In a perfect world a client hands you a brief, is happy with your work and the project ends on a good note. Unfortunately client relationships don’t always run this smoothly. In fact I’ve seen many freelancers experience several headaches along the way when working with clients. Their clients are either late in providing feedback or send over the wrong files.
When things like this happen it’s easy to get angry and frustrated at the client. But is it really their fault if we didn’t communicate the expectations?
As a freelancer you’ve probably worked with clients many times before – you’re not new to this. You’re well seasoned in things like restrictions around revisions and asking the right questions.
While we’re pretty familiar with the process, it’s easy to forget that the client may not be. You could be the first freelancer they’ve ever worked with. They may not even know what ‘three revision rounds’ means and if they do, they might have a different expectation on what kind of feedback is useful to you.
To create the smoothest possible client/freelancer relationship it’s up to the freelancer to set the expectations.

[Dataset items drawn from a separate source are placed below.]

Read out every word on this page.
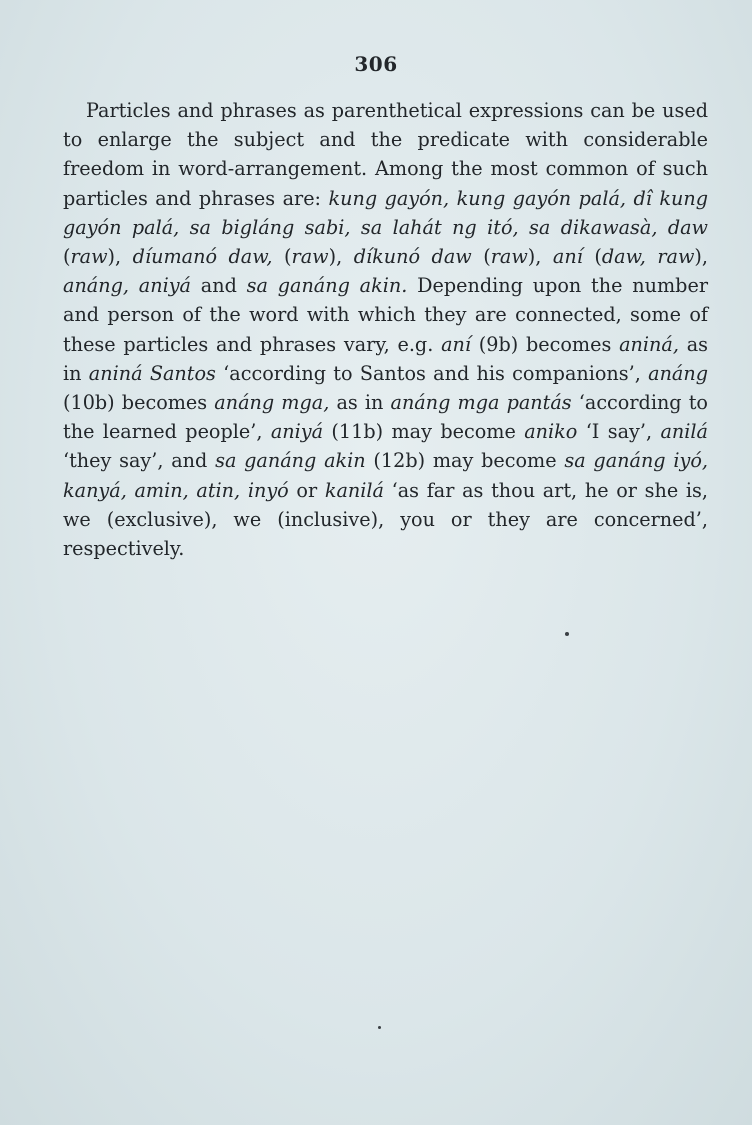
306

Particles and phrases as parenthetical expressions can be used to enlarge the subject and the predicate with considerable freedom in word-arrangement. Among the most common of such particles and phrases are: kung gayón, kung gayón palá, dî kung gayón palá, sa bigláng sabi, sa lahát ng itó, sa dikawasà, daw (raw), díumanó daw, (raw), díkunó daw (raw), aní (daw, raw), anáng, aniyá and sa ganáng akin. Depending upon the number and person of the word with which they are connected, some of these particles and phrases vary, e.g. aní (9b) becomes aniná, as in aniná Santos ‘according to Santos and his companions’, anáng (10b) becomes anáng mga, as in anáng mga pantás ‘according to the learned people’, aniyá (11b) may become aniko ‘I say’, anilá ‘they say’, and sa ganáng akin (12b) may become sa ganáng iyó, kanyá, amin, atin, inyó or kanilá ‘as far as thou art, he or she is, we (exclusive), we (inclusive), you or they are concerned’, respectively.
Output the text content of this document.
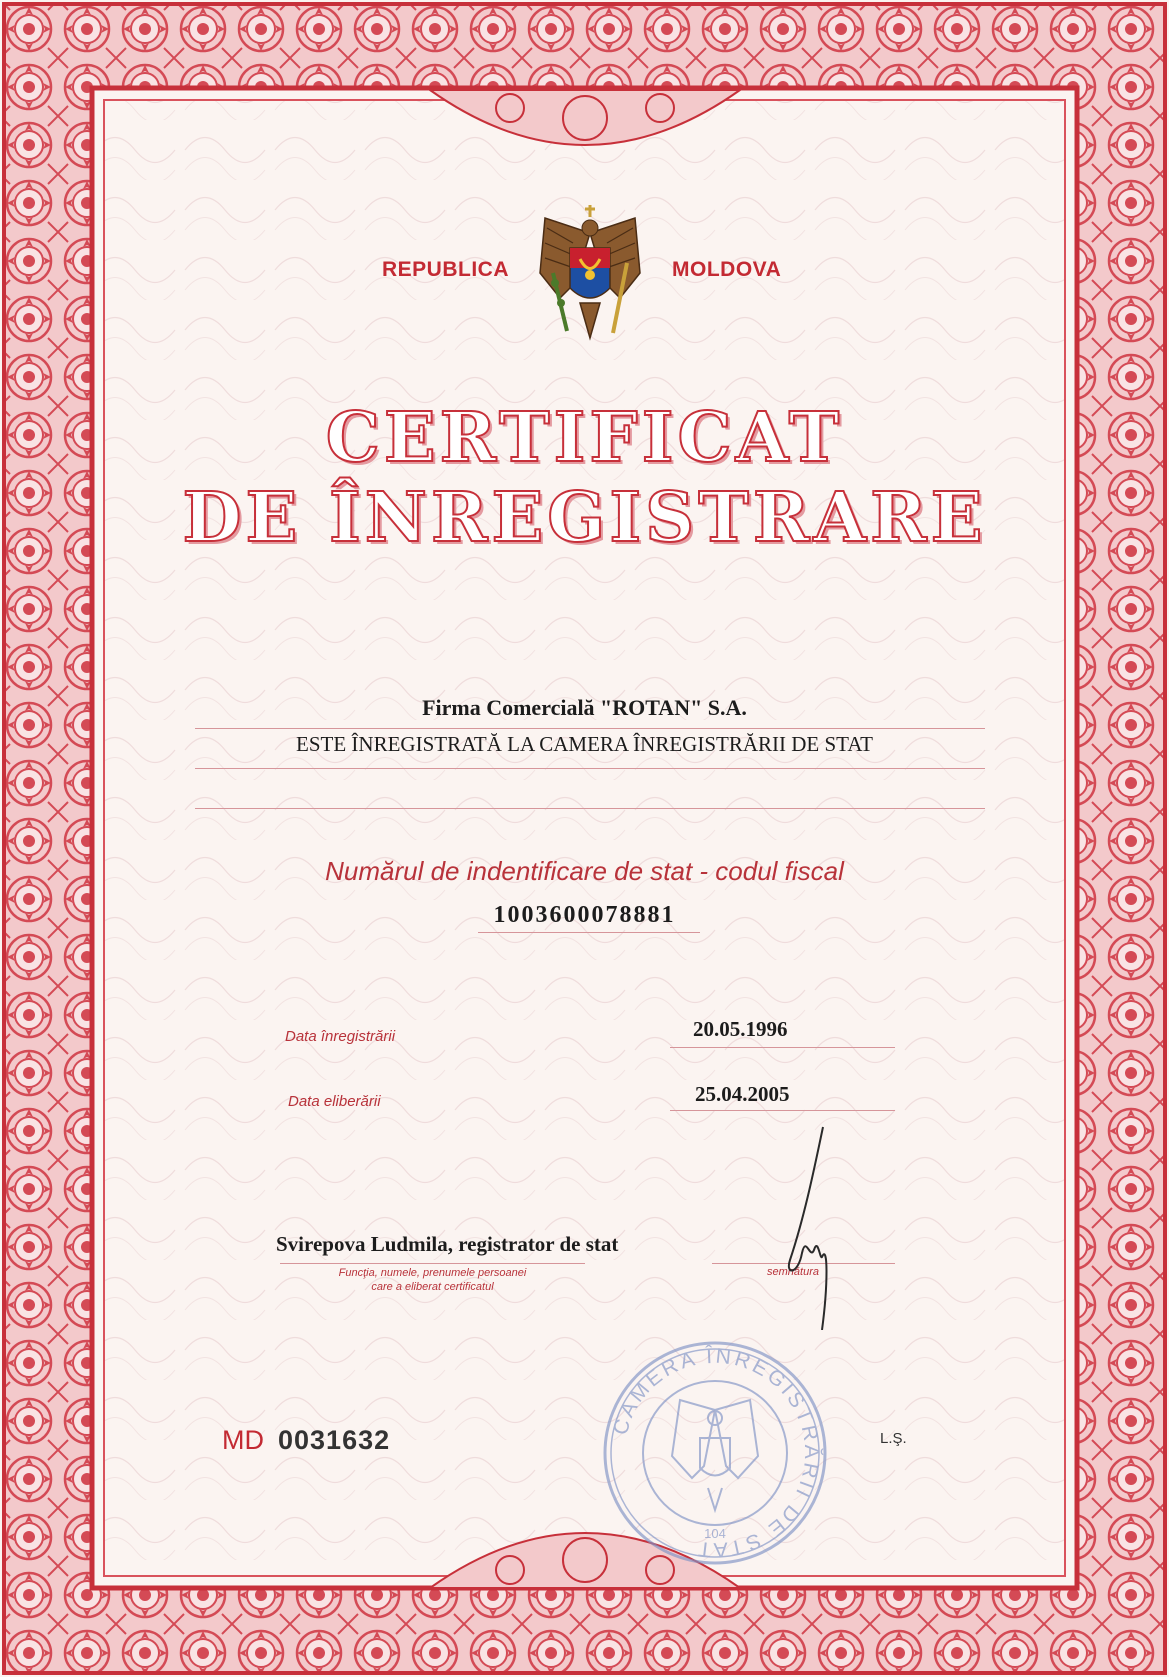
REPUBLICA	MOLDOVA
CERTIFICAT
DE ÎNREGISTRARE
Firma Comercială "ROTAN" S.A.
ESTE ÎNREGISTRATĂ LA CAMERA ÎNREGISTRĂRII DE STAT
Numărul de indentificare de stat - codul fiscal
1003600078881
Data înregistrării	20.05.1996
Data eliberării	25.04.2005
Svirepova Ludmila, registrator de stat
Funcţia, numele, prenumele persoanei
care a eliberat certificatul
semnătura
MD 0031632	CAMERA ÎNREGISTRĂRII DE STAT
104
L.Ş.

Our responsibility isn’t only to set the expectations but also to educate clients on our process. Every freelancer works differently and how we work should be communicated so we can provide clients with a good experience. Though even if we do communicate, there’s a chance something might be misinterpreted.

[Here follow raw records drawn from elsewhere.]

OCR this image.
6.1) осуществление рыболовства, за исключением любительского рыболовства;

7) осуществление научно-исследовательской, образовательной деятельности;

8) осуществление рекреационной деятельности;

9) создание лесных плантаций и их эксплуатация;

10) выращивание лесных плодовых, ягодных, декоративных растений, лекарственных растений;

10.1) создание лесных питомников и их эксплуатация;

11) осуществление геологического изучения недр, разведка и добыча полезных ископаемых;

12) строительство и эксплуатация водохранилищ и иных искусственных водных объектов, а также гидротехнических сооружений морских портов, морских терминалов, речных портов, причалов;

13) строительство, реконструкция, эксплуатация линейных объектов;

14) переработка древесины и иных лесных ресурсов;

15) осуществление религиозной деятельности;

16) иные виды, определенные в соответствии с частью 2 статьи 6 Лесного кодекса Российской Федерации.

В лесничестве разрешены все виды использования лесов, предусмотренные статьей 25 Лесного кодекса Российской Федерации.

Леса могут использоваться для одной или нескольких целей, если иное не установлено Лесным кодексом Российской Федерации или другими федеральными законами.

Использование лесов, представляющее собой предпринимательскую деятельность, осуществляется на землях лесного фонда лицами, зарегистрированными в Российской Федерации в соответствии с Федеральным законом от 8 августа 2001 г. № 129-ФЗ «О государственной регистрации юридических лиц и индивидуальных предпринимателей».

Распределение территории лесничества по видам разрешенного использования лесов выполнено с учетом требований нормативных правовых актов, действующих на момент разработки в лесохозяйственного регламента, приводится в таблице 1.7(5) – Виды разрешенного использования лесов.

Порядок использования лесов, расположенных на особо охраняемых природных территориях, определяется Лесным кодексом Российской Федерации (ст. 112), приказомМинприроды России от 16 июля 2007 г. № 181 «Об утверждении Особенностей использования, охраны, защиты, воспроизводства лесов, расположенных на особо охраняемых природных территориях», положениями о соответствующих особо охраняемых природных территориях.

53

When in doubt – over communicate. Ensure that the important information is highlighted (literally if you want to!) and that the action points for the client are clear and have deadlines attached to them.
The importance of setting expectations
Setting expectations early helps to ensure you and your client are a good fit for each other. There’s nothing worse than finding out half way through a project that maybe you just weren’t meant to be.
Work together in defining the goals of the project and uncovering what their expectations are of you. If they expect something of you that you can’t provide, move on.
Walking your client through your process may seem like stating the obvious, but it’s immensely useful for your client. A clear and concisely delivered process will be much easier for them to follow compared to a detailed and overwhelming document.
I now ensure that I set the following expectations when working with a new client:
1. How to best work with me – How are your clients going to communicate with you? Slack? Skype? Email? Phone? You’ll thank yourself for setting this expectation early on. Too many times have I had clients trying to contact me via multiple tools and devices. Being up front with the best mode of communication means you don’t have to be signed in and checking a bajillion things all the time.
Often I need assets from my clients such as brand files or guidelines. Setting up a shared Dropbox space makes it easy for them to share their files with me and vice versa. Establishing this as the centralised ‘place’ for file sharing sets the expectation that all files will live in one, accessible place.
2. What your process is – If you find yourself explaining your process to clients often, save yourself time by creating a reusable resource. Send it to them early on and walk them through it, giving them the opportunity to ask questions and refer to it later on in the project if needed.
3. The terms and conditions – This may sound like boring business talk (which it usually is) however is still important. Establishing things like how payment works and what happens should things go sour is much better to have locked down before you start working.
Highlight any areas where you rely on the client to not cause delays in the project. Make sure they’re aware of their role and responsibility within the project by being clear about any implications if they cause delay.
4. Deadlines – Deadlines are a key expectation to set. While establishing a deadline for the due date of the project is key, so is attaching deadlines to small tasks as well. Why? Well, when we don’t know something, we assume. Those assumptions then influence our thoughts and behaviour. As harsh as it is to hear, you’re likely not your clients top priority. When you request something from them it’s unlikely they’ll be in a hurry to do it, which may set you back.
Introducing deadlines and terms around those deadlines (eg. pushing out the project deadline for each day the client is late in providing feedback) will avoid the client assuming they can take as long as they like.
It’s our responsibility to omit any wrongly assumed expectations of the client.
5. Your own boundaries – This expectation is one to set for yourself. As a freelancer it’s easy to overwork or take calls at all hours of the night. Setting yourself working and contactable hours and communicating those with your client will avoid you becoming overworked and bending over backwards.
Expectations help set goals and screen clients
When both parties are aware of what’s expected of themselves and when, the success rate of a project is exponentially higher. Projects are always more enjoyable when both of you are working towards a common goal.
Make it your mission to uncover those goals and screen the client early on.
If you find out early on that you and the client just aren’t meant to be – that’s okay. Not every client will be a match made in heaven. Politely decline the project – provided you haven’t signed a contract yet – and channel your focus on the next one.